異物の帰投
「ソラバチ、宙域より離脱し始めました!」
「アルファ3より入電!敵、逃亡を開始!」
「座標198-A-48にて爆発を確認!アンノウン機が向かったと思われる場所です!」
オペレーター達の慌ただしい報告が響く。
「爆発した場所を最大望遠で主モニターに回せ!戦闘はまだ続いている!しかし深追いはするな、各機、船の防衛を最優先としろ!」
ガンツの指示が終わるか終わらないか。副艦橋正面のモニターに、粗い画像の爆発映像が表示される。
「あれが、女王のいるところなのか?」
「アンノウン機からのデータと、こちらのデータを照合しても、その可能性が高いと」
唸るガンツ。あれだけ敵陣の奥深くまで単機で突撃し、そして今の状況を鑑みるに女王撃破まで成し遂げたアンノウン機。
「……ノイン。あれをどう見る」
徐々にオペレーターの声が静まり始め、別のモニターではロゼを示す緑色の点がフェルンディオ周辺へと集結し始めていた。
戦闘は、終わったのだ。
「どう、とは?」
「敵か味方か。いや、そんな大雑把に括ることはできないな。我々はあれと、友好的に接するべきか、否か」
「少なくとも今は、助けてくれたことは事実かと——アンノウン機からオープンチャンネルで入電あり!」
「……繋げ」
戦闘が終わって一息つけるかと思っていた矢先、なんともタイミングがいいことだ、とガンツは頭を乱暴に撫ぜる。

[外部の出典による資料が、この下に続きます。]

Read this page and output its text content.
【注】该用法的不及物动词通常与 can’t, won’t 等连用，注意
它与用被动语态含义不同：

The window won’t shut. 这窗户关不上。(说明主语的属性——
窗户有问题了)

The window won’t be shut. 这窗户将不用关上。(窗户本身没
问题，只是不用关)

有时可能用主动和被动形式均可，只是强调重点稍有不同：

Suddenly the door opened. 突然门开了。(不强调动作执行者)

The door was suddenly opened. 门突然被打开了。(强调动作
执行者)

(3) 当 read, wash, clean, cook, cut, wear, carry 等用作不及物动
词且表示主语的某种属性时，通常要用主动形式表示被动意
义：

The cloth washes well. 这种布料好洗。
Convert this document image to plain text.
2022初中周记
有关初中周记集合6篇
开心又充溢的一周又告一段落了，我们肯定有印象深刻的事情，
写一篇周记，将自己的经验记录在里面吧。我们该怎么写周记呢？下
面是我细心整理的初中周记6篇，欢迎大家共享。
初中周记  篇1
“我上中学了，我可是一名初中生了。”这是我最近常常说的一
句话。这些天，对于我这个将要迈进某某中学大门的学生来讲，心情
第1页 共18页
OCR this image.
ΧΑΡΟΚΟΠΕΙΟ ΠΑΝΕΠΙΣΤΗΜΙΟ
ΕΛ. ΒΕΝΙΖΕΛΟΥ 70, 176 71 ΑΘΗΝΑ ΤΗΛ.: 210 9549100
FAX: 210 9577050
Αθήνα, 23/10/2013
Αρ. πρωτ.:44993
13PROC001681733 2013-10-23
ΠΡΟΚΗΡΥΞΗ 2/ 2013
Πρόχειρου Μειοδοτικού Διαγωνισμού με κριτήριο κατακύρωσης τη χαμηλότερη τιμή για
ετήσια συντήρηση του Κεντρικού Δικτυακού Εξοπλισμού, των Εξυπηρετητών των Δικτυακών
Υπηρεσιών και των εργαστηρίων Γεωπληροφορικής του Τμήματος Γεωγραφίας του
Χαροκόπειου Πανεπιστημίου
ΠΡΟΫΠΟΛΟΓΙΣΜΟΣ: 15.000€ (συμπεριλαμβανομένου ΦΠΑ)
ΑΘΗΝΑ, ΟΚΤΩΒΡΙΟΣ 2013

副艦橋のスピーカーから聞き覚えのある呑気な声が響いた。
『やーお疲れさん。いやー、ワイら大手柄やない? ま、そういう訳で借りてたもん、返しに行きたいんやけど、ええかな?』
「借りてたものだと?」
『機体や、キ・タ・イ。このロゼ——コールサインはデルタ2やったか。非常時とはいえ借りたもんはきっちり返とかんと性に合わんのや』
「——ノイン、第2ハンガーを解放しろ」
「よろしいのですか?」とノインから目配せされるが、「開けてやれ」と顎で返す。
「聞いての通りだアンノウン」
『おおきに!』
短い通信が切れる。
ガンツは席を立ち、ノインと数人のクルーに目配せをして、足早に副艦橋を後にした。
◇
第2ハンガー横の、普段は作戦司令室と使っている大部屋は、異様な熱気に包まれていた。
ガンツやノインだけでなく、噂を聞きつけた整備士や非番から叩き起こされて戦闘に加わっていたクルーたちが集まっており、皆窓からハンガー内を凝視している。
『ゲート、開きます』
誰ともとれない無機質な音声と共に、ゆっくりとゲートが開く。
深蒼の宇宙空間が見え、その中に漂う一体のロゼが宙に浮かぶ誘導灯に従って、ゆっくりとハンガーに入ってくる。
「なんだ、あの姿」
「あれがロゼだっていうのか?」
クルー達から漏れる声。
その反応も当然だろう。ガンツさえも、あまりの異様さに固唾を吞むほどだ。
それは紛れもなくデルタ2の機体だったが、装甲の至る所に、応急処置であろう見慣れないパーツが当てがわれ、痛々しくも異様な姿へと変貌していた。
ロゼがハンガー内に着艦すると、その外部スピーカーからホロの声が響いた。
『お嬢ちゃん、パイロットスーツ着とらんからなー。悪いけど、ハンガー内、与圧して気密保ってやー』
その言葉に、ガンツはヘルメットを被ろうとしていた手を止め、小さく笑った。